F8 2018 day 2 puts new Facebook AI in the spotlight

Mark Zuckerberg may have spent much of the Facebook F8 2018 opening keynote on handling the social network's privacy fallout, but day two sees the tech – and AI and machine learning – come right to the fore. The second day keynote at the social site's annual developer event is, arguably, always more interesting from a geeky perspective.

Last year, for example, Facebook revealed it had been researching some tech you'd more commonly associate with science-fiction movies. "Project: Hear With Your Skin," for instance, was all about delivering language through skin contact. A second project explored using mind-reading to type, rather than using a physical keyboard or voice recognition.

For F8 2018, the tech is a little less esoteric. Artificial Intelligence (AI) is at the fore, along with Facebook attempting to build out its collaborative toolkit with other developers. Arguably the biggest news is the open-source PyTorch 1.0 AI framework, which Facebook says will be released in the coming months.

The original version of PyTorch was released roughly a year ago, but this new version will be swifter to take experiments to deployment. It'll be the centerpiece of a new AI-focused site, Facebook.ai, which launches today. It won't be alone, however. ONNX – or Open Neural Network Exchange – is being updated to support more tools, including conversion to Core ML, Baidu PaddlePaddle, Qualcomm SNPE, Google's TensorFlow, and Microsoft's Cognitive Toolkit, among others.

For those who don't want to go as deep as the AI basics, there'll also be new specific tools across vision, language, and learning. Come June, there'll be a new ResNext3D model for comprehending video, while Translate for machine translations is being open-sourced too.

Some of the upcoming additions have seriously interesting implications across AR and VR. Facebook DensePose, for instance, can generate a 3D surface that can be applied in real-time to footage of human bodies in motion. You could, for example, overlay a completely different outfit onto a real-world character in an AR game. That, Facebook says, should be released as an open-source library in a matter of weeks.

House3D, similarly, will be released as a virtual environment in which robotic systems could be more rapidly trained to understand their environments. A new StarCraft bot has been developed to operate successfully in the popular video game; Facebook says it plans to release the rule set it developed for that, which could end up making for more engaging NPCs in future.

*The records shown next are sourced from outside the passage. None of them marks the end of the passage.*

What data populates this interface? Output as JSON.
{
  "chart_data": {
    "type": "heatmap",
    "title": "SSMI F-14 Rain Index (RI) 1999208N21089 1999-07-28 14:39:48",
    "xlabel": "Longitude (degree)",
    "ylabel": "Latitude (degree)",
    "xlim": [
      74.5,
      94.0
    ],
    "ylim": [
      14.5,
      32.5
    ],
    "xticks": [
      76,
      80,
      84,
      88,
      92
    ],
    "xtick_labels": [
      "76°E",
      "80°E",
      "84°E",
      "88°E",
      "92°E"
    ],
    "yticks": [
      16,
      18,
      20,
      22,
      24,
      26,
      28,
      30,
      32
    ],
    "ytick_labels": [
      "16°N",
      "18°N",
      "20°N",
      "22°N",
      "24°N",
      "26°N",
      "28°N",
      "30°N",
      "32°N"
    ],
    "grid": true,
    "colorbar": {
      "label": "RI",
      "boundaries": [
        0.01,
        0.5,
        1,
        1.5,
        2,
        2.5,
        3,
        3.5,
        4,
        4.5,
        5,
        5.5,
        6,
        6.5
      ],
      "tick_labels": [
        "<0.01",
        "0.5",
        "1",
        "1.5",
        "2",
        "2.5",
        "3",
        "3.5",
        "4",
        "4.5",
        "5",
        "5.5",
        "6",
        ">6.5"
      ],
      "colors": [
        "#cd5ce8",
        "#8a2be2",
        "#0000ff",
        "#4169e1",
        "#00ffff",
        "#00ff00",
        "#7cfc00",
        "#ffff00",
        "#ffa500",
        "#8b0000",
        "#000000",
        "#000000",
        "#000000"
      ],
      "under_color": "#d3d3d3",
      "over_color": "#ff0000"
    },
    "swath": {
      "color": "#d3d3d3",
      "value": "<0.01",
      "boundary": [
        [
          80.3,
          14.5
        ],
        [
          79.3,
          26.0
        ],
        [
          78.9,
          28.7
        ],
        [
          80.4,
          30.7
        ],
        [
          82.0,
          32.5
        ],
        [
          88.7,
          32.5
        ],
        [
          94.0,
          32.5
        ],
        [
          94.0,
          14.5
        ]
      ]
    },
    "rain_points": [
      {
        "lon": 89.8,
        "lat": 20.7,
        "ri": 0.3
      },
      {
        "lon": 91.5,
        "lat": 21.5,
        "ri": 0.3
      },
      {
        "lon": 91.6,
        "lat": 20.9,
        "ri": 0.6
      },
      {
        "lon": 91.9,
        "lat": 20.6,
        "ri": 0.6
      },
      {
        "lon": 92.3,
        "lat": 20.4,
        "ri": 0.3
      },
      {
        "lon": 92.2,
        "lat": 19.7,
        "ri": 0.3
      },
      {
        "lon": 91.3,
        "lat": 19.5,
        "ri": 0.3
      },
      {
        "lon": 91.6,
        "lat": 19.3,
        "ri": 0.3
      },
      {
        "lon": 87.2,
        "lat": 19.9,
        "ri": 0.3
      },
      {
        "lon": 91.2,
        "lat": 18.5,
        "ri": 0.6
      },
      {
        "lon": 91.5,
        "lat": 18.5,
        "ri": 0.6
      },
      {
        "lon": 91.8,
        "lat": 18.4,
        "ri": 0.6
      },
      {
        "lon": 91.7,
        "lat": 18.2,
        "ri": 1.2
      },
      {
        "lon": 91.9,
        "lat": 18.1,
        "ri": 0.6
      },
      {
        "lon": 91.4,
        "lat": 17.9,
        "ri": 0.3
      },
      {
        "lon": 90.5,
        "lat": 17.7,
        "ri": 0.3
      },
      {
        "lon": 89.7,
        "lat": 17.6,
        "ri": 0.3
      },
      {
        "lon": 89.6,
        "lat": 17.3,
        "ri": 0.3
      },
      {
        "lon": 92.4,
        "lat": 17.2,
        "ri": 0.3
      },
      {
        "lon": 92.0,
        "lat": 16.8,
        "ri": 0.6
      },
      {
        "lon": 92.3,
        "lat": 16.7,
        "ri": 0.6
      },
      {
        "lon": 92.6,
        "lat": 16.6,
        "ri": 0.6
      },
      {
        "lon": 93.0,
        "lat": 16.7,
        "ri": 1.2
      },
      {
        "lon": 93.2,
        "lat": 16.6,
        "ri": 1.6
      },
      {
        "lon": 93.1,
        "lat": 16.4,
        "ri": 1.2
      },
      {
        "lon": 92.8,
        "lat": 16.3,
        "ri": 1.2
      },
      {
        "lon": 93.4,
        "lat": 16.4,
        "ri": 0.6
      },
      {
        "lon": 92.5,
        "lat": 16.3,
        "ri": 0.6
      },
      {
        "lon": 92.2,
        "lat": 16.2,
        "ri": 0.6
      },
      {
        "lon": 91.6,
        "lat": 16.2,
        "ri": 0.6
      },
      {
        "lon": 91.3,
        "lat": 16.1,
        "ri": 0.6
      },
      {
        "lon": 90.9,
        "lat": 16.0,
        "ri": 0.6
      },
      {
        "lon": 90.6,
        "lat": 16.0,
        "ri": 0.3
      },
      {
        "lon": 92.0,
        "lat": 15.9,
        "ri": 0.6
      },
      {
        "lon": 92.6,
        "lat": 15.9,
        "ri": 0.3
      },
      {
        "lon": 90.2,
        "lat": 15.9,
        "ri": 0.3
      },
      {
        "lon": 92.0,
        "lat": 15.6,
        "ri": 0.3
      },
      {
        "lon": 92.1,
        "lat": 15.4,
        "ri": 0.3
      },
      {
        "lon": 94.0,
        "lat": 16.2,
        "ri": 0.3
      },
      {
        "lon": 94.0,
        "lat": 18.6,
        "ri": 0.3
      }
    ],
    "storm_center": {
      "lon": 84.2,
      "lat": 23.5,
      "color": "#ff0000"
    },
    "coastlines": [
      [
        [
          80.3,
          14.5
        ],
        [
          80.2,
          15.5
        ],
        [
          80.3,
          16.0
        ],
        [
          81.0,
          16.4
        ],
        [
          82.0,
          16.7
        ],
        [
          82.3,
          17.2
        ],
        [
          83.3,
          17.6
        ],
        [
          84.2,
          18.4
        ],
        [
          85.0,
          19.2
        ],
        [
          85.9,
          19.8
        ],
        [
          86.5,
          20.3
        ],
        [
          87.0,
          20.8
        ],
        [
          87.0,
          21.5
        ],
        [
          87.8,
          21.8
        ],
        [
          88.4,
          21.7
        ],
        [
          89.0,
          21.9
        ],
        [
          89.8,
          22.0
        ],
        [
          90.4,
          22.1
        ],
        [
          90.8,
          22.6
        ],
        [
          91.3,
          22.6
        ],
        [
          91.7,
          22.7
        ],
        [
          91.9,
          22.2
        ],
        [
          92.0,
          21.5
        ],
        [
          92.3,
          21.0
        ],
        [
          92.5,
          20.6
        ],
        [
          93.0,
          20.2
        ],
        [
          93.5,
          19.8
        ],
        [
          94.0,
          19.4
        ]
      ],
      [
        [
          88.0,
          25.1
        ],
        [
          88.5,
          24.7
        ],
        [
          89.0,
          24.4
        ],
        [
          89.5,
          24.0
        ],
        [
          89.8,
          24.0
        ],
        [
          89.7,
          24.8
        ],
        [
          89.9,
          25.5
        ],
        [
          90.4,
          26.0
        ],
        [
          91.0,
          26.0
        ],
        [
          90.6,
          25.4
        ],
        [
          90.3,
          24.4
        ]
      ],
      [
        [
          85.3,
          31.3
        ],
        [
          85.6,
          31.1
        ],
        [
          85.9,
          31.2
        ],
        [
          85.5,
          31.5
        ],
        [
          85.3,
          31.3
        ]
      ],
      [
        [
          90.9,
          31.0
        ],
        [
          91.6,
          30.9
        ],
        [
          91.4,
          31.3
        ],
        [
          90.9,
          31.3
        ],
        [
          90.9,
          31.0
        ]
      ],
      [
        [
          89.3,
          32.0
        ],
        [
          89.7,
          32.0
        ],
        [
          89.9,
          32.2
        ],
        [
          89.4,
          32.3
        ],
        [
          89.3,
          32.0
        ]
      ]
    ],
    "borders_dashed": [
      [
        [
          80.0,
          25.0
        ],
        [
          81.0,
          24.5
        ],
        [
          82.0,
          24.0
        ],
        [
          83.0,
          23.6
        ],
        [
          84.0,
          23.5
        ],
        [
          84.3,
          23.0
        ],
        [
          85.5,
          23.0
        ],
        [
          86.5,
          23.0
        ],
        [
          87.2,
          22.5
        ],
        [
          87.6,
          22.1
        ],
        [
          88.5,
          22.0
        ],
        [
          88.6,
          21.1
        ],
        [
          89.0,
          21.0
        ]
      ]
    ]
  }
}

All the same, Facebook isn't immune to the fears about where artificial intelligence might develop. "As we work to shape the future of AI with our research and our open development tools," the company's Jerome Pesenti writes, "it's important to apply questions of ethics, fairness, and trust to every effort in this field." That'll include making sure that a diverse workforce is on hand to identify any systemic or institutional bias, in addition to new research and privacy reviews. A Fairness Flow tool has been developed to measure how algorithms interact with specific groups of people.